I noticed the release of CUDA 9.1.128, which includes improved GEMM-performance. Are these improvements mainly for small matrices (i.e., DL) or does LINPACK’s DGEMM profit as well. Where can we get the most up-to-date HPL binary for our Volta 100 cards?
Another question, related to the Student Cluster Competition. We’d like to squeeze as many GFlop/s/W out of the card as possible. As I’m sure you know, while DGEMM has some requirement on memory bandwidth, it is not very high. Currently we get close to 30 GFlop/s/W when using the optimum core frequency. We hope to improve on this value by lowering the clock (and thereby the dissipated power) of the memory system. However, nvidia-smi currently reports only a single supported memory clock:
Is this a restriction imposed by the driver (and if so, can you provide a workaround) or is there simply no hardware support for changing the memory clock.
Do you have data on this? It’s been some time and my memory is hazy, but I seem to recall that GEMM would suck up as much as half the available (not: theoretical) memory bandwidth. This had come about because the FLOPS on GPUs kept increasing faster than available memory bandwidth. Maybe the jump in bandwidth provided by HBM2 has made the ratio more favorable again …

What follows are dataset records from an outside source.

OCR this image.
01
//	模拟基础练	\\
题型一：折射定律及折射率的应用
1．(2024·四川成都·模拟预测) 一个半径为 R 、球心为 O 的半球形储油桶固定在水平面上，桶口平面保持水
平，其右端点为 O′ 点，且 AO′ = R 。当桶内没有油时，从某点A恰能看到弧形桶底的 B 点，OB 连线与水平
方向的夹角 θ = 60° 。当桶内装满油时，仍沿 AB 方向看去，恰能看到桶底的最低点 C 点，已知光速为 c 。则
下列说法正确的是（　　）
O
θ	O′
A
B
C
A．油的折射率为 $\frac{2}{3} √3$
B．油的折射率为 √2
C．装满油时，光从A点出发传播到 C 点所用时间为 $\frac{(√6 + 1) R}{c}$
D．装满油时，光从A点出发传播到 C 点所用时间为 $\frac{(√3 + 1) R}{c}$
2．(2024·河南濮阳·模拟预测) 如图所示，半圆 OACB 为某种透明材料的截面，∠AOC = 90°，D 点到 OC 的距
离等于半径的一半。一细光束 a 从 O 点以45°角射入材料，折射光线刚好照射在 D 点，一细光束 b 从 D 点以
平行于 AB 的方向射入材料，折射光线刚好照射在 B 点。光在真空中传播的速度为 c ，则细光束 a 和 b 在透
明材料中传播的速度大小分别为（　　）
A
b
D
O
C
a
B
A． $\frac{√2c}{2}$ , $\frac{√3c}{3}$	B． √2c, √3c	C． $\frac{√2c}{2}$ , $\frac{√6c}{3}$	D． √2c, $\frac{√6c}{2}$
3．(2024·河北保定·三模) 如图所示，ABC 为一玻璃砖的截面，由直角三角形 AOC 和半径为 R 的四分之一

Indeed, I have observed increasing demand to memory bandwidth, especially on CPUs where AVX, AVX2/FMA, AVX512 has been doubling the peak flops from tock to tock and bandwidth increased much slower; however, DGEMM is still far away from being compute-bound.
If your memory is correct and indeed you require (what in my opinion is “only”) half of the sustained bandwidth, then this qualifies as a huge energy-saving potential in my book. I could reduce the memory clock by a factor of almost two and bandwidth would not constrain performance. This should improve energy-efficiency (i.e., the sustained GFlop/s/W) significantly. Also, keep in mind that GPU core frequency is well below (around 1 GHz) its nominal value when we maximize for energy-efficiency, which again decreases the bandwidth requirement.
Another benefit of being able to set the memory clock is that it will get you higher performance when energy is not an issue. This might seem counter-intuitive at first but I have observed this effect on all post-HSW Xeon CPUs: The smaller the slice of the TDP pie for ‘non-compute’, the more frequency headroom for cores (as long as you don’t lower the memory clock so far that memory bandwidth becomes the bottleneck).
I was specifically referring to GEMM on GPUs. I do understand that lowering memory clocks could be beneficial to power draw if the full memory bandwidth is not required. When you performed such experiments (i.e. lowering memory clock) with GDDR based GPUs, how much improvement in the performance/power ratio did you find?
I have no knowledge of the details of HBM2 memory and its external interfaces, so I do not know whether they are in principle as flexible with regard to operating frequency as we are used to from regular old DRAM.